Saturday, May 3, 2008

New Work Meditation 3: Water Lilies




As many readers of this blog know, one of the major turning points of my art, as well as my life, came in meeting Paul Hayes Tucker at UMASS/Boston.

As someone who attended 5 universities, and lived at another (that is a story for some other time), I have some experience with higher education. And Paul Tucker is the best. I tell everyone within 100 miles of UMASS/Boston to take a class from him.

Anyhow, Tucker is dead-on as far as Modern and Post-modern art are concerned, not to mention being the foremost (or close wherever the argument in art circles is this year) Monet historian in the world.

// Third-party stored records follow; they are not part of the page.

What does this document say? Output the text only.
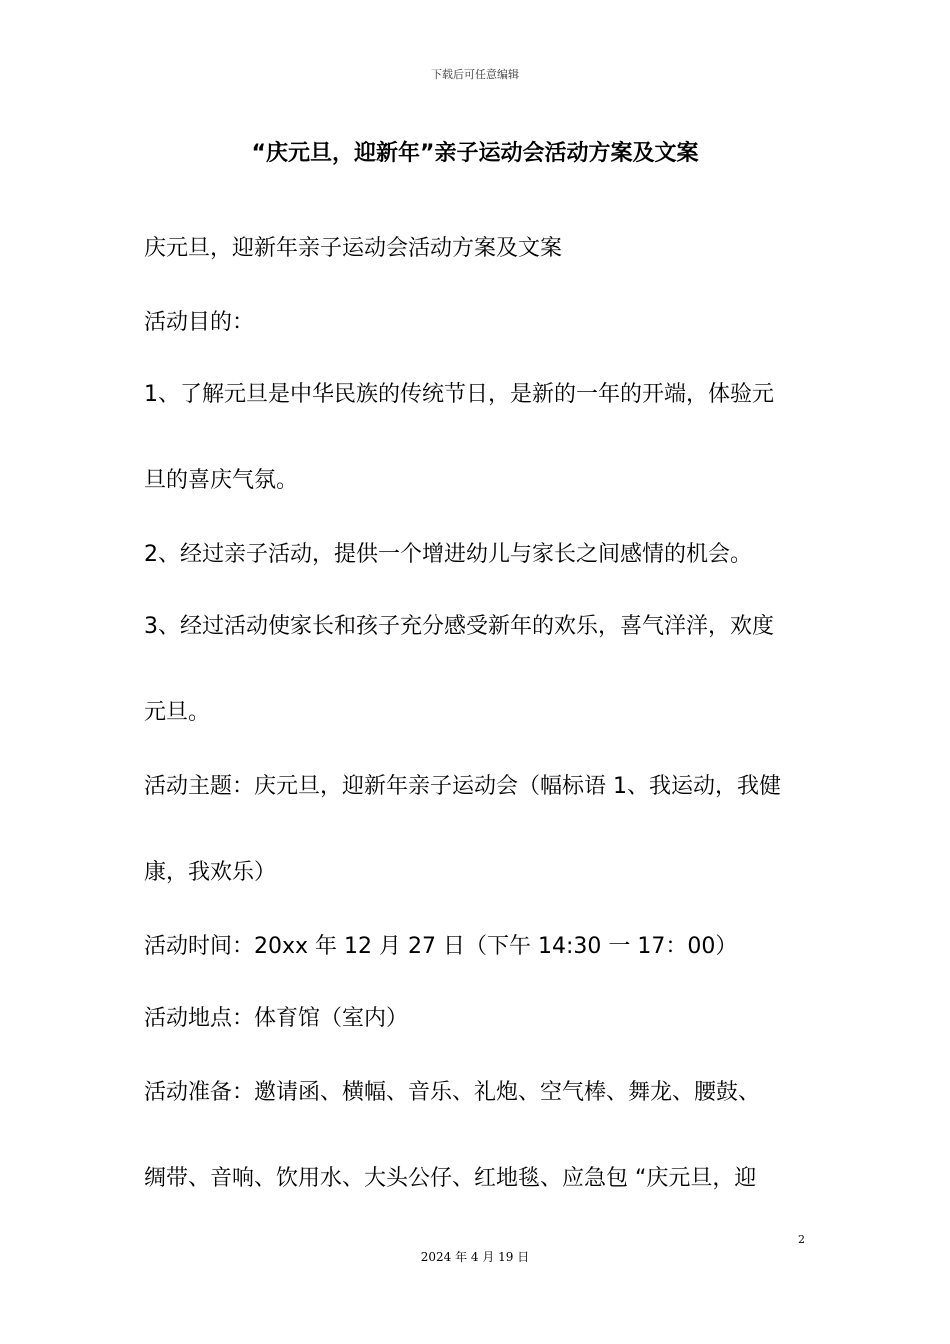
下载后可任意编辑
“庆元旦，迎新年”亲子运动会活动方案及文案
庆元旦，迎新年亲子运动会活动方案及文案
活动目的：
1、了解元旦是中华民族的传统节日，是新的一年的开端，体验元
旦的喜庆气氛。
2、经过亲子活动，提供一个增进幼儿与家长之间感情的机会。
3、经过活动使家长和孩子充分感受新年的欢乐，喜气洋洋，欢度
元旦。
活动主题：庆元旦，迎新年亲子运动会（幅标语 1、我运动，我健
康，我欢乐）
活动时间：20xx 年 12 月 27 日（下午 14:30 一 17：00）
活动地点：体育馆（室内）
活动准备：邀请函、横幅、音乐、礼炮、空气棒、舞龙、腰鼓、
绸带、音响、饮用水、大头公仔、红地毯、应急包 “庆元旦，迎
2
2024 年 4 月 19 日
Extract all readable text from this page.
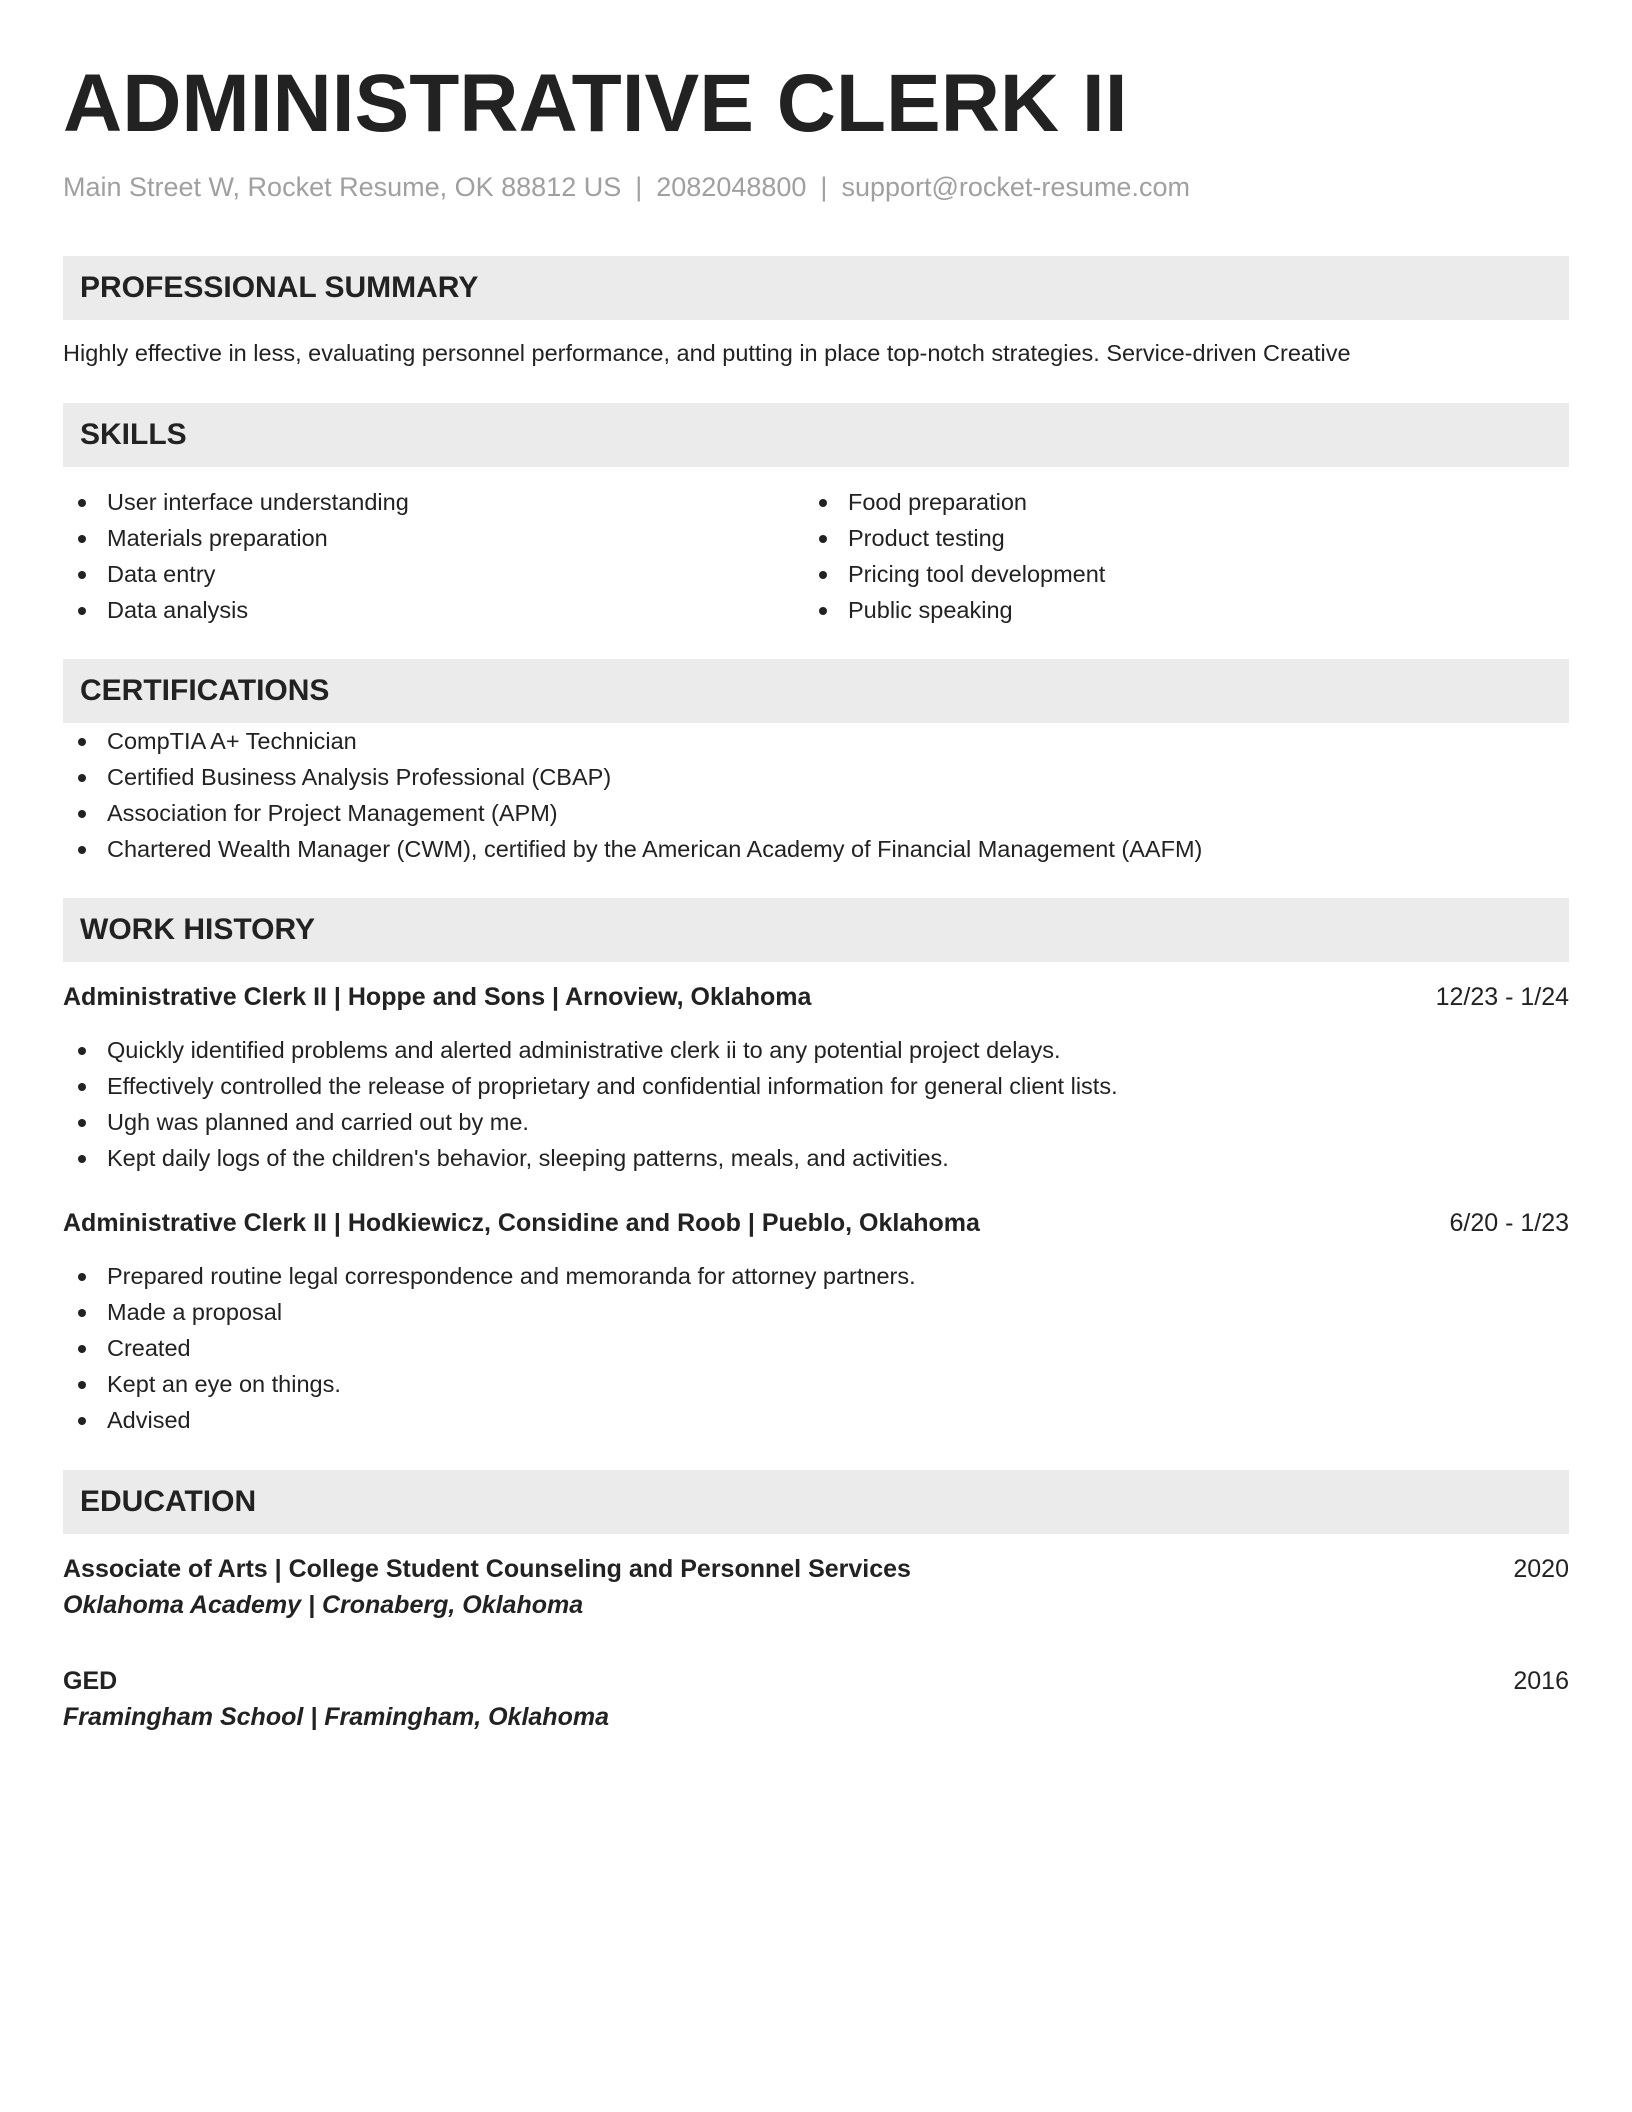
ADMINISTRATIVE CLERK II
Main Street W, Rocket Resume, OK 88812 US | 2082048800 | support@rocket-resume.com
PROFESSIONAL SUMMARY

Highly effective in less, evaluating personnel performance, and putting in place top-notch strategies. Service-driven Creative

SKILLS
User interface understanding
Materials preparation
Data entry
Data analysis
Food preparation
Product testing
Pricing tool development
Public speaking
CERTIFICATIONS
CompTIA A+ Technician
Certified Business Analysis Professional (CBAP)
Association for Project Management (APM)
Chartered Wealth Manager (CWM), certified by the American Academy of Financial Management (AAFM)
WORK HISTORY
Administrative Clerk II | Hoppe and Sons | Arnoview, Oklahoma	12/23 - 1/24
Quickly identified problems and alerted administrative clerk ii to any potential project delays.
Effectively controlled the release of proprietary and confidential information for general client lists.
Ugh was planned and carried out by me.
Kept daily logs of the children's behavior, sleeping patterns, meals, and activities.
Administrative Clerk II | Hodkiewicz, Considine and Roob | Pueblo, Oklahoma	6/20 - 1/23
Prepared routine legal correspondence and memoranda for attorney partners.
Made a proposal
Created
Kept an eye on things.
Advised
EDUCATION
Associate of Arts | College Student Counseling and Personnel Services	2020
Oklahoma Academy | Cronaberg, Oklahoma
GED	2016
Framingham School | Framingham, Oklahoma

One of the most interesting ideas I ever stole from Professor Tucker (and I have boosted a lot) was the idea of Monet being a bridge between Modern and Post-modern art. That this idea of a man, painting a water lily pond that he had created himself through landscaping— a water lily garden that had train tracks running straight through the middle of it— who painted images with no horizon that simultaneously captured the surface (the lilies), the reflection of the sky, and the world beneath the surface (the roots, silt), was entirely original and completely postmodern in its construction. Monet was painting 5 or 6 realities, easily, in a single painting… all before quantum physics and simultaneity was even considered.

I am not going into a crazy quantum physics dialogue today (yes you can thank me later) but checking out some of Richard Feynman’s work, the book “The Elegant Universe” or some of the new write-ups on the supercollider getting ready to premier in France should suffice.

More stealing from Tucker… but what better metaphor for layered meaning, layered culture, layered consciousness, the modern trinity of thought a la Freud (id, ego, superego) or the more contemporary conscious, subconscious, super-conscious… what better metaphor for the relationship between two things or two people (you, me, where we meet) … or even what better metaphor for the holy trinity?

So, back to my work. Lay some dots on a painting where you are concerned with layered meaning and reflection, with image in relation to how you see things, for finding a reflection of yourself in what you are looking at, and you might just be painting a lily pond.

I think, and have thought, that these dots I float on the surface of these canvases are my attempts at water lilies.


Pics above are from About.com and Pictopia respectively.


In other news, I thought in this post-post-modern world, I thought it might be nice to challenge Monet and have a post-post-modernist lily pond. Indoors in Fort Point. The pic above is of some of my lilies sprouting this spring.